Я взял полотенце, завернулся в него и
уставился в облупившееся по краям зеркало. Кто сделал маменьку таковой, какова
она есть? Не знаю, но только не я. Хотя ваш покорный слуга тоже внес в это свою
лепту: после кончины отца я служил Николетте и кошельком, и мальчиком для
битья, и джинном из лампы. Я, как и отец, при первых звуках скандала втягивал
голову в плечи, прижимал уши, опускал хвост и полз в магазин за презентом.

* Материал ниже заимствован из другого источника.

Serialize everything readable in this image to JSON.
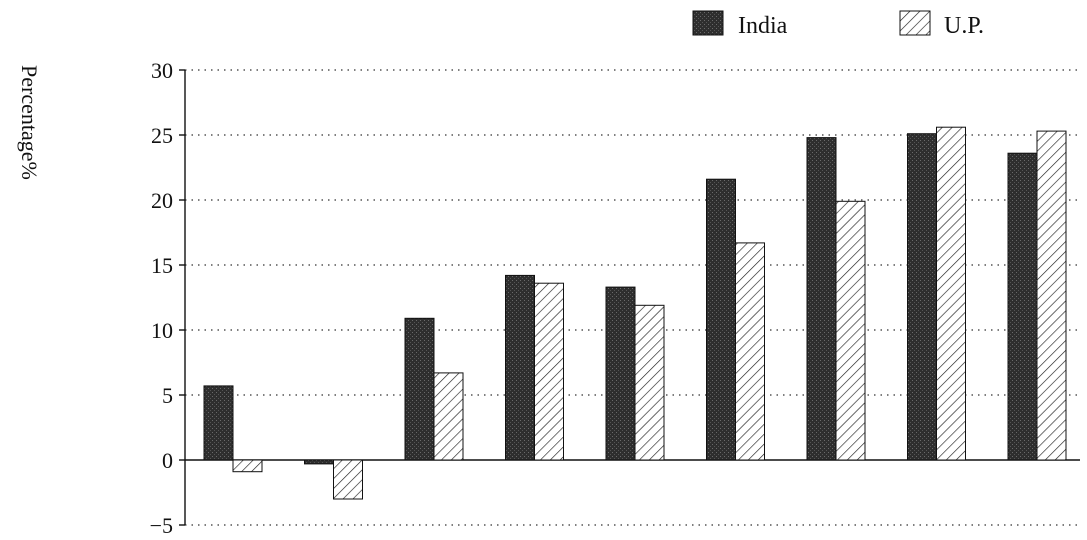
{
  "chart_data": {
    "type": "bar",
    "ylabel": "Percentage%",
    "xlabel": "",
    "ylim": [
      -5,
      30
    ],
    "yticks": [
      -5,
      0,
      5,
      10,
      15,
      20,
      25,
      30
    ],
    "grid": true,
    "legend_position": "top-right",
    "categories": [
      "",
      "",
      "",
      "",
      "",
      "",
      "",
      "",
      ""
    ],
    "series": [
      {
        "name": "India",
        "values": [
          5.7,
          -0.3,
          10.9,
          14.2,
          13.3,
          21.6,
          24.8,
          25.1,
          23.6
        ],
        "pattern": "dark-dotted"
      },
      {
        "name": "U.P.",
        "values": [
          -0.9,
          -3.0,
          6.7,
          13.6,
          11.9,
          16.7,
          19.9,
          25.6,
          25.3
        ],
        "pattern": "hatched"
      }
    ]
  },
  "colors": {
    "india_fill": "#3a3a3a",
    "up_fill": "#ffffff",
    "axis": "#111111",
    "grid": "#333333"
  }
}
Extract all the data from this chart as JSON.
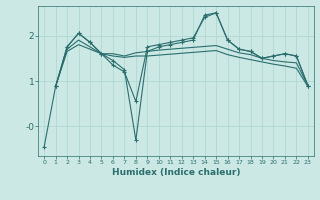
{
  "xlabel": "Humidex (Indice chaleur)",
  "background_color": "#cce8e4",
  "grid_color": "#b0d8d4",
  "line_color": "#2a6e6e",
  "xlim": [
    -0.5,
    23.5
  ],
  "ylim": [
    -0.65,
    2.65
  ],
  "yticks": [
    0.0,
    1.0,
    2.0
  ],
  "ytick_labels": [
    "-0",
    "1",
    "2"
  ],
  "xticks": [
    0,
    1,
    2,
    3,
    4,
    5,
    6,
    7,
    8,
    9,
    10,
    11,
    12,
    13,
    14,
    15,
    16,
    17,
    18,
    19,
    20,
    21,
    22,
    23
  ],
  "lines": [
    {
      "x": [
        0,
        1,
        2,
        3,
        4,
        5,
        6,
        7,
        8,
        9,
        10,
        11,
        12,
        13,
        14,
        15,
        16,
        17,
        18,
        19,
        20,
        21,
        22,
        23
      ],
      "y": [
        -0.45,
        0.88,
        1.75,
        2.05,
        1.85,
        1.6,
        1.35,
        1.2,
        0.55,
        1.75,
        1.8,
        1.85,
        1.9,
        1.95,
        2.4,
        2.5,
        1.9,
        1.7,
        1.65,
        1.5,
        1.55,
        1.6,
        1.55,
        0.9
      ],
      "marker": true
    },
    {
      "x": [
        1,
        2,
        3,
        4,
        5,
        6,
        7,
        8,
        9,
        10,
        11,
        12,
        13,
        14,
        15,
        16,
        17,
        18,
        19,
        20,
        21,
        22,
        23
      ],
      "y": [
        0.88,
        1.75,
        2.05,
        1.85,
        1.6,
        1.45,
        1.25,
        -0.3,
        1.65,
        1.75,
        1.8,
        1.85,
        1.9,
        2.45,
        2.5,
        1.9,
        1.7,
        1.65,
        1.5,
        1.55,
        1.6,
        1.55,
        0.9
      ],
      "marker": true
    },
    {
      "x": [
        1,
        2,
        3,
        4,
        5,
        6,
        7,
        8,
        9,
        10,
        11,
        12,
        13,
        14,
        15,
        16,
        17,
        18,
        19,
        20,
        21,
        22,
        23
      ],
      "y": [
        0.88,
        1.7,
        1.9,
        1.75,
        1.6,
        1.6,
        1.55,
        1.62,
        1.65,
        1.68,
        1.7,
        1.72,
        1.74,
        1.76,
        1.78,
        1.7,
        1.62,
        1.58,
        1.5,
        1.45,
        1.42,
        1.4,
        0.9
      ],
      "marker": false
    },
    {
      "x": [
        1,
        2,
        3,
        4,
        5,
        6,
        7,
        8,
        9,
        10,
        11,
        12,
        13,
        14,
        15,
        16,
        17,
        18,
        19,
        20,
        21,
        22,
        23
      ],
      "y": [
        0.88,
        1.65,
        1.8,
        1.7,
        1.6,
        1.55,
        1.52,
        1.55,
        1.55,
        1.57,
        1.59,
        1.61,
        1.63,
        1.65,
        1.67,
        1.58,
        1.52,
        1.47,
        1.42,
        1.37,
        1.33,
        1.28,
        0.88
      ],
      "marker": false
    }
  ]
}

Шубы, машины, бриллианты я покупать не мог, но приносил конфеты, духи,
косметику, чем вызывал на свою голову град упреков в скаредности. Я считал, что
такое поведение матери естественно, и никогда не пытался бороться. Ну разве
можно идти на танк с голыми руками? Ванечка, памятуя совет отца, отсиживался в
кустах, считал трусость и неумение постоять за себя проявлением
интеллигентности. А теперь что-то во мне сломалось, я более не хочу приседать и
закрывать голову руками.
Внезапно на ум пришло воспоминание из детства.
Отец съездил в ГДР и привез мне чудо-машинку, седан, управляемый на расстоянии.

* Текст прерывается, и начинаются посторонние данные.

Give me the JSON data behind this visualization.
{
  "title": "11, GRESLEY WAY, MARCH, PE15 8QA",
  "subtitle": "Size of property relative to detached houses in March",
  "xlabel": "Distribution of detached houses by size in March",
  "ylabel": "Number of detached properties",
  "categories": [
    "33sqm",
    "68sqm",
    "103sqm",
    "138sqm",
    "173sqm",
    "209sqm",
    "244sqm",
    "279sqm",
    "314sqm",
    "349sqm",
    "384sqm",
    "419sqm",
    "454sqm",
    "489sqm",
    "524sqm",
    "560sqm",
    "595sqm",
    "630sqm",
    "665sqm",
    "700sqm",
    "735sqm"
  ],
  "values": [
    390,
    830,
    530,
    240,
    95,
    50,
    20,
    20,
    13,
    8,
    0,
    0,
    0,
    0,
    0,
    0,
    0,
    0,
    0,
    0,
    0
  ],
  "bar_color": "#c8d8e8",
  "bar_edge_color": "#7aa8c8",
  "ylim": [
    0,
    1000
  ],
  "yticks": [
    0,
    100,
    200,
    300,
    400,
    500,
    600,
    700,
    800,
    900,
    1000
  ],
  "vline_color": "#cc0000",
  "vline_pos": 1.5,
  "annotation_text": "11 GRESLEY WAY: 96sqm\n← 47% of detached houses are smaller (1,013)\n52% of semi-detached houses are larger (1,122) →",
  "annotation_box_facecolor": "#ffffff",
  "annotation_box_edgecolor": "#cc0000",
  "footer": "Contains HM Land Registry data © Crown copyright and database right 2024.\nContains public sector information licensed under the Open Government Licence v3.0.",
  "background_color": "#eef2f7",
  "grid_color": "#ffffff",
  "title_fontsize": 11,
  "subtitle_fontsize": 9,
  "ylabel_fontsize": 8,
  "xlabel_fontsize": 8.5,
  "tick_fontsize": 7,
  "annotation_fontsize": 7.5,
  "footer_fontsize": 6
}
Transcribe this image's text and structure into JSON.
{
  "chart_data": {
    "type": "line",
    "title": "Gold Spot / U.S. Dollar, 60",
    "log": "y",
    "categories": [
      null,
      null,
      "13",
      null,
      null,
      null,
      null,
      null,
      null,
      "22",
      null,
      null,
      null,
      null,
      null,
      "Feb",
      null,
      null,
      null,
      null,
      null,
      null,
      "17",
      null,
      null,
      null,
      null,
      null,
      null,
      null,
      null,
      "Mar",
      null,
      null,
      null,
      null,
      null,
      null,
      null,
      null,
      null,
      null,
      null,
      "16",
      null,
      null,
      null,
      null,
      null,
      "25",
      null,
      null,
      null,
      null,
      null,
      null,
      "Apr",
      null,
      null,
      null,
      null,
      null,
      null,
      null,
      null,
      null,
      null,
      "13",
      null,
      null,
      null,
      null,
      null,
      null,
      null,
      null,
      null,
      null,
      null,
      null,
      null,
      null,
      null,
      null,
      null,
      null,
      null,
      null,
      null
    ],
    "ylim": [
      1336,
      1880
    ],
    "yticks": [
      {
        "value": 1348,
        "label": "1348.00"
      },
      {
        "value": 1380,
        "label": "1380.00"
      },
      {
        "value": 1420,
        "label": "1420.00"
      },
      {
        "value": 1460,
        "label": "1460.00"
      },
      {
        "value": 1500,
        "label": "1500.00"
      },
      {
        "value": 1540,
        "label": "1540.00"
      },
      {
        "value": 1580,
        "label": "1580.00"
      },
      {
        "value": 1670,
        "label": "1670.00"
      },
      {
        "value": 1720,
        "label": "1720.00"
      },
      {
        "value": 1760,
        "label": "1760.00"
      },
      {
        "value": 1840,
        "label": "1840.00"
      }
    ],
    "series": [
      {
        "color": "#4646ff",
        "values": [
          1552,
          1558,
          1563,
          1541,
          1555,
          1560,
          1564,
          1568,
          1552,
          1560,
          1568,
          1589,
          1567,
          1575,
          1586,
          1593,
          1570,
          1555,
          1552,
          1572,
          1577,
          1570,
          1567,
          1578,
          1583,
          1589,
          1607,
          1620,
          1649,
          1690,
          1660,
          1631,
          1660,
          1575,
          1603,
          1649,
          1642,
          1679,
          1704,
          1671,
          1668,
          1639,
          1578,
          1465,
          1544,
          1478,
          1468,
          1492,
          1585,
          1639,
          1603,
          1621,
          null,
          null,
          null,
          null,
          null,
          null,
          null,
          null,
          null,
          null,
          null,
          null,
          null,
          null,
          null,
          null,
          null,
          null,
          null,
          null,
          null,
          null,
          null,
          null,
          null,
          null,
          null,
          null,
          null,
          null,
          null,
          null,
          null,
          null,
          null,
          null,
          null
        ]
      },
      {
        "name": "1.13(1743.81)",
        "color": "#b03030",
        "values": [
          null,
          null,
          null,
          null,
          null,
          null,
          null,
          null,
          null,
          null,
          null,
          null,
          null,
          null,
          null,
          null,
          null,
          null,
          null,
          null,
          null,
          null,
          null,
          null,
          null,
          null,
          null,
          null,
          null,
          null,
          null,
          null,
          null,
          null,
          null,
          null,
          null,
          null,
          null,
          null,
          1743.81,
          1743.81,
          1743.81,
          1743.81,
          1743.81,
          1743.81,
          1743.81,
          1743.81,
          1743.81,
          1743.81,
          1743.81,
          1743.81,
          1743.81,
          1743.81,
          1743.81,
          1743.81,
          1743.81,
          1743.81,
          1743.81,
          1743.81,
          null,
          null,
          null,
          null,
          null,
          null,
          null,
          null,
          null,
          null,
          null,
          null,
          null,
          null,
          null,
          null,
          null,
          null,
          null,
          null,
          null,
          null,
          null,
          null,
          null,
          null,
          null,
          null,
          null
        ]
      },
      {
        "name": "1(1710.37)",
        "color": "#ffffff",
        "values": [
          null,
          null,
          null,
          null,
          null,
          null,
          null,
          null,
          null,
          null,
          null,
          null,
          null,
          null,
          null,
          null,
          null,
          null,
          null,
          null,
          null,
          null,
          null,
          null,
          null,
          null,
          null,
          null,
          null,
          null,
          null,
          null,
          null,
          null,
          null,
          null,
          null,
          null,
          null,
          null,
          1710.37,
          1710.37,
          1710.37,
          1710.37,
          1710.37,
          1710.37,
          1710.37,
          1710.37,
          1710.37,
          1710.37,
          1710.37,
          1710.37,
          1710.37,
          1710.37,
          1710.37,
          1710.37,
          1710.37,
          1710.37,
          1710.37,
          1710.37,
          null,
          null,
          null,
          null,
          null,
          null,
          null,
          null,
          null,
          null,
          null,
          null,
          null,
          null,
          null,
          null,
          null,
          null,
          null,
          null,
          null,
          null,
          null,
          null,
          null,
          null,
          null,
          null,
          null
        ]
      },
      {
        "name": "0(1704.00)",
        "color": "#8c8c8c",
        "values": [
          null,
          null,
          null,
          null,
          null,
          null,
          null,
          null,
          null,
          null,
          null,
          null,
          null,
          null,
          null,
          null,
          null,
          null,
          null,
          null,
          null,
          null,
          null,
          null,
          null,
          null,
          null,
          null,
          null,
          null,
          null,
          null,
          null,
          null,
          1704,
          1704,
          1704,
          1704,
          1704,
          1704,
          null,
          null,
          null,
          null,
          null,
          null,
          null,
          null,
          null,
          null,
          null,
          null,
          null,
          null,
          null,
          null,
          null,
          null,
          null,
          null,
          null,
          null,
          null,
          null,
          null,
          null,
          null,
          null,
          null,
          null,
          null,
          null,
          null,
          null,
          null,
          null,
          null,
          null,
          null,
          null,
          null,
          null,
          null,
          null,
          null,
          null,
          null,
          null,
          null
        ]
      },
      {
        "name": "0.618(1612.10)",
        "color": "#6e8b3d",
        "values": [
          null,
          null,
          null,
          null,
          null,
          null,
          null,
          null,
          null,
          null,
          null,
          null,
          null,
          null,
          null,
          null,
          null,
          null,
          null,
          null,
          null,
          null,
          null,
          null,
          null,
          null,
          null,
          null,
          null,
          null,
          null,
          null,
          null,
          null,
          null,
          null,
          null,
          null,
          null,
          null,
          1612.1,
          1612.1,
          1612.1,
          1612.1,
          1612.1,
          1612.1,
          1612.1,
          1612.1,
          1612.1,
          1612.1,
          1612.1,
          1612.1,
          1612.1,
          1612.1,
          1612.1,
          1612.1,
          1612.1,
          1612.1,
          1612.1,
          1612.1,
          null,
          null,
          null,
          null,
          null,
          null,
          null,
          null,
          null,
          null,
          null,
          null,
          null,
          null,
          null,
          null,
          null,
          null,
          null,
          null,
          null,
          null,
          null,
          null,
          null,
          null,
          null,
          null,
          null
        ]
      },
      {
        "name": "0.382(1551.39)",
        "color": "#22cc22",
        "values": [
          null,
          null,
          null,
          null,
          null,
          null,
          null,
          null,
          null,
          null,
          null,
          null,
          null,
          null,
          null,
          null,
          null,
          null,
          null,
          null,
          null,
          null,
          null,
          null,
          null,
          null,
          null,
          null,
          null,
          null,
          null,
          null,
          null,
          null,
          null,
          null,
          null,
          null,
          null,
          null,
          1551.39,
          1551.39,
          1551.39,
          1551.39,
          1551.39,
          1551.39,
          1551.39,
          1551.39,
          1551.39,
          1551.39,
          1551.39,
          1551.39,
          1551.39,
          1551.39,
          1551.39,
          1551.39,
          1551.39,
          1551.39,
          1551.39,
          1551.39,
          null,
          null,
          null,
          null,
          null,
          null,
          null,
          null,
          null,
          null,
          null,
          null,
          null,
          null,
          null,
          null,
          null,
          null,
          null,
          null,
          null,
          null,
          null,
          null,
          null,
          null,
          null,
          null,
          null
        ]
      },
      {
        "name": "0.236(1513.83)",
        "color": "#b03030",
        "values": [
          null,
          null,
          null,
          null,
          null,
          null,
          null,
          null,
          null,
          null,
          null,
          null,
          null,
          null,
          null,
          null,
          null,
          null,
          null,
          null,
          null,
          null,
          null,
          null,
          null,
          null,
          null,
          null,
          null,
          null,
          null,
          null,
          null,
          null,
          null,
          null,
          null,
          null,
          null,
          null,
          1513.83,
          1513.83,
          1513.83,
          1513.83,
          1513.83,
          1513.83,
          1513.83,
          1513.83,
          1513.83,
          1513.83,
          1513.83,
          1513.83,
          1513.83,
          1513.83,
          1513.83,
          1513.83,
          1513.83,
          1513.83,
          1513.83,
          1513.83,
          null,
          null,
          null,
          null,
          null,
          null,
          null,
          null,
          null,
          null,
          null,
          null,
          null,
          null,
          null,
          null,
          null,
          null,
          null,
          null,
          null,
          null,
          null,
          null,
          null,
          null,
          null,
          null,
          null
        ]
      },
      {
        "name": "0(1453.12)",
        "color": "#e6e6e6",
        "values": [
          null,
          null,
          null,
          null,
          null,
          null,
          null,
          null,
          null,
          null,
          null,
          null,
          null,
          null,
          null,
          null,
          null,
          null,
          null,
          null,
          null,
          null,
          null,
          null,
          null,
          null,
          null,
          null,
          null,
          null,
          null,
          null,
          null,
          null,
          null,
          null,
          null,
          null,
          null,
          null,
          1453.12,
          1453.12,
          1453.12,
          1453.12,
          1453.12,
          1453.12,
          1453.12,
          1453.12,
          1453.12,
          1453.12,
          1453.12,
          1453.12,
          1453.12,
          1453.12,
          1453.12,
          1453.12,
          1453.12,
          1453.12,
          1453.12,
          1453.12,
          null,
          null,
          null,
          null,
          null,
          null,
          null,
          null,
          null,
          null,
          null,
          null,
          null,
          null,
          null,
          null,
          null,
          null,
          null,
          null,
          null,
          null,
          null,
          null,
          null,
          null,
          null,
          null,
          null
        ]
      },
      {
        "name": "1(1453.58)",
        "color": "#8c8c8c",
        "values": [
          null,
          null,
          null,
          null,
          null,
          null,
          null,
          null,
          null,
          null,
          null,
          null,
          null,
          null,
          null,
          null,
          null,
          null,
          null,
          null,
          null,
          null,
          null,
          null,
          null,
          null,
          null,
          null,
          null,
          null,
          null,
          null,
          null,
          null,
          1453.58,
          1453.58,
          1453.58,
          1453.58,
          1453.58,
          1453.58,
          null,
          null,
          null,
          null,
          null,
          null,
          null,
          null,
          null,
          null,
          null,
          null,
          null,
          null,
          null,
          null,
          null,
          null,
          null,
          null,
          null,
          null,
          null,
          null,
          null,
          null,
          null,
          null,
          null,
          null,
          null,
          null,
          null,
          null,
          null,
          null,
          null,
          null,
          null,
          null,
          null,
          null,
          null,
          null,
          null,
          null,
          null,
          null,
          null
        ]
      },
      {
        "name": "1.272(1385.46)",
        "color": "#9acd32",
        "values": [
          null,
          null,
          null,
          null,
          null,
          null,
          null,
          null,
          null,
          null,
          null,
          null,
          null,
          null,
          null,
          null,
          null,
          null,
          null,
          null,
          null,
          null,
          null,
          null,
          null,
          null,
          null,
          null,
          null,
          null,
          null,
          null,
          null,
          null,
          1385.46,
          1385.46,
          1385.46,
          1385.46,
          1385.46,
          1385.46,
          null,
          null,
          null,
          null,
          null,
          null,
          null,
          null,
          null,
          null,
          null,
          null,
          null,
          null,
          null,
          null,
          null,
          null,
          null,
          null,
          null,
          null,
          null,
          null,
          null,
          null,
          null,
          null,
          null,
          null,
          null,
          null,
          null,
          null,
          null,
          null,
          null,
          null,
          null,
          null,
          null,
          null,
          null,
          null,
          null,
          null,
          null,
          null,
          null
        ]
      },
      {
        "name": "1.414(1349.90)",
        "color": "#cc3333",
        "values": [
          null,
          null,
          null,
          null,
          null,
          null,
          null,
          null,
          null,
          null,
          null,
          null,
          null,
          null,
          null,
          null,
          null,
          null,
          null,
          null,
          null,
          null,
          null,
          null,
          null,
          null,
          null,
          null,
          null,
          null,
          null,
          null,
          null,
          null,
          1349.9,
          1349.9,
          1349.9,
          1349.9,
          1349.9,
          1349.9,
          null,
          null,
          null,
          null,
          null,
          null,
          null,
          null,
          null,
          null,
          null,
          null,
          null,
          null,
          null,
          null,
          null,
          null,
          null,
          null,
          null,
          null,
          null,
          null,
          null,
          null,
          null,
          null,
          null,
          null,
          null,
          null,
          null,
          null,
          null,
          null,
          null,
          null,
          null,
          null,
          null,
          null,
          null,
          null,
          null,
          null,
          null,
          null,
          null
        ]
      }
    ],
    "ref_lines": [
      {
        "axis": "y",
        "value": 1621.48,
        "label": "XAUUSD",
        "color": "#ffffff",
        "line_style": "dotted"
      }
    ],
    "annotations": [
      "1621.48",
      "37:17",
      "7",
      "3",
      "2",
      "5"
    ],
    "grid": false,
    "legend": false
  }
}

Я пару месяцев забавлялся с игрушкой, а потом уронил ее. Машинка не перестала
ездить, нет, она по-прежнему бойко носилась по квартире, вот только уже не
подчинялась командам с пульта. Если я пытался направить модель вправо, она,
будто назло мне, ехала налево.
Похоже, нечто подобное случилось на днях и со
мной. Я, может, и хочу вернуться к Элеоноре в свою уютную комнату, к книгам, хорошему
коньяку, налаженному быту, приятной работе и достойному окладу, но не могу!
Механизм сломался, он более не подчиняется приказам других людей. Странно, что
этот казус случился со мной только сейчас, а не много лет назад.
Мне придется остаться у Морелли и начать жизнь
с нуля. Личина Владимира Задуйхвоста, наверное, лучшая в такой ситуации. Иван
Павлович Подушкин должен исчезнуть, господь с ним, никчемный был человек.
Я попытался уложить мокрые волосы. Хорошо,
буду заниматься делами Морелли, посмотрим, удастся ли мне вытащить их из болота
на вершину шоу-бизнеса. Теоретически я понимаю, как следует действовать,
практически же никогда не пробовал заниматься ничем подобным. Но роль продюсера
кажется мне интереснее, чем выполнение поручений Норы под аккомпанемент ее
ехидных замечаний вроде: «Не жвачься, Ваня!»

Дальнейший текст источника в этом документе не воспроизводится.